I'd still value a realistic reproduction in a realistic repo if thats possible please @mering? Most of the examples you've highlighted in the BCR search seem to be related to grpc? So perhaps there is a nicer way to solve this in rules_proto or similar that we can then document. The only requirement for grpc generated code and the runtime in a userspace build is that the protobuf versions are compatible. It doesn't really require that the runtime code is using a grpc dependency provided by the grpc BCR module. This is why Im continuing to ask for a realistic example that demonstrates the concrete problem, rather than discussing problems in an abstract way.
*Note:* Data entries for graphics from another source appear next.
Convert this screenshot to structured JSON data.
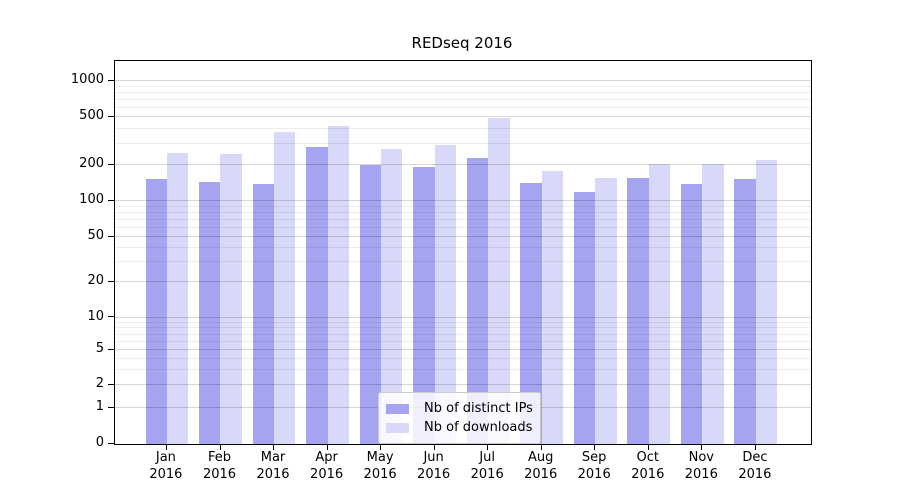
{
  "chart_data": {
    "type": "bar",
    "title": "REDseq 2016",
    "categories": [
      "Jan",
      "Feb",
      "Mar",
      "Apr",
      "May",
      "Jun",
      "Jul",
      "Aug",
      "Sep",
      "Oct",
      "Nov",
      "Dec"
    ],
    "year_label": "2016",
    "series": [
      {
        "name": "Nb of distinct IPs",
        "color": "#a4a4f0",
        "values": [
          154,
          143,
          140,
          281,
          199,
          194,
          227,
          142,
          120,
          155,
          140,
          152
        ]
      },
      {
        "name": "Nb of downloads",
        "color": "#d8d8f8",
        "values": [
          253,
          245,
          375,
          419,
          274,
          293,
          490,
          177,
          156,
          203,
          204,
          222
        ]
      }
    ],
    "yscale": "symlog",
    "y_ticks": [
      0,
      1,
      2,
      5,
      10,
      20,
      50,
      100,
      200,
      500,
      1000
    ],
    "ylim": [
      0,
      1500
    ],
    "xlabel": "",
    "ylabel": "",
    "grid": "horizontal major and minor, drawn over bars",
    "legend_position": "lower center"
  },
  "colors": {
    "bar_dark": "#a4a4f0",
    "bar_light": "#d8d8f8",
    "grid_major": "#d6d6d6",
    "grid_minor": "#ebebeb",
    "spine": "#000000",
    "legend_border": "#cccccc"
  }
}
This problem comes up every other week in our big monorepo and usually requires days to figure out the right order of dependencies to work around if possible at all.
The last occurrences have been about a transitive dependency to protobuf which hasn't even been specified in our requirements.in file but only generated via pip-compile. One dependency closure or a transitive dependency defined an older version of Protobuf which wasn't compatible with what other parts of our code base assumed. This problem appeared out of nowhere just by adding or removing a dependency or re-ordering dependencies.

The confusion and conflation of build dependencies that are used by bzlmod modules vs application dependencies that become part of a build output is often a point of confusion. The way that build dependencies that happen to use python as part of their extensions, is that they should be isolated as @aignas points out in #2094

One can argue at length on what people should be doing but I guess we have to face reality and see how users are actually using it. The more closely we align to the way Bazel handles things, the more intuitive it is for users and the more likely it is that users will use the library the way it is intended.

It often gets compared to golang dependencies, but thats really just because golang and bzlmod happen to use the same dependency resolution algorithms. Java and Python application dependency resolvers do differ from golang and indeed there isn't a reason for all languages to adopt the golang approach.

I think it doesn't bring value to discuss the advantages and disadvantages of various dependency resolvers here. But maybe the Bazel one is good enough for most use cases and the few exceptions could be covered by override mechanisms.

---

Why not having both?
rules_python could continue to generate fixed dependency closures in a repo per dependency closure. Additionally, it could create one repo per dependency which could then use Bazel version resolution scheme which is not perfect but probably good enough for most cases. Users could then pick which repo they want to depend on. WDYT?

[aignas]

Just to add my personal take here as I have worked a lot on 3rd party dependency handling.

• rules_python does not have a dependency resolver that would do resolution in a way that bzlmod does. We merely convert the requirements.txt file into a BUILD.bazel file that allows users to include 3rd party repos. Attempting to do resolution could be doable, but I haven't looked at it and since rules_python is a volunteer project I have limited time to take on new things.
• Having both - i.e. allowing the root module to override hub repos has been proposed feat: add ability to override hub name #1829, but the original author has not finished it, maybe a pip.override or something of sorts that allows the root module to provide the requirements.txt files could give the user that control. @mering, would this essentially solve what you are after, i.e. having the control?

As @groodt mentioned, I think having a small reproducible example which highlights the short comings of rules_python would be good. So far I've only heard about short comings of protobuf bazel integration - the way python sources are provided could be the main problem here. Is there an XY problem here ref?

EDIT: there is also work by aspect in aspect_rules_py here where they have a way to resolve the dependency tree based on what the terminal targets (i.e. py_binary and py_test) specify, so this is another knob that is missing from rules_python right now, but could technically be implemented if there is willingness from the community to help drive this. See the resolutions attribute in the said rules.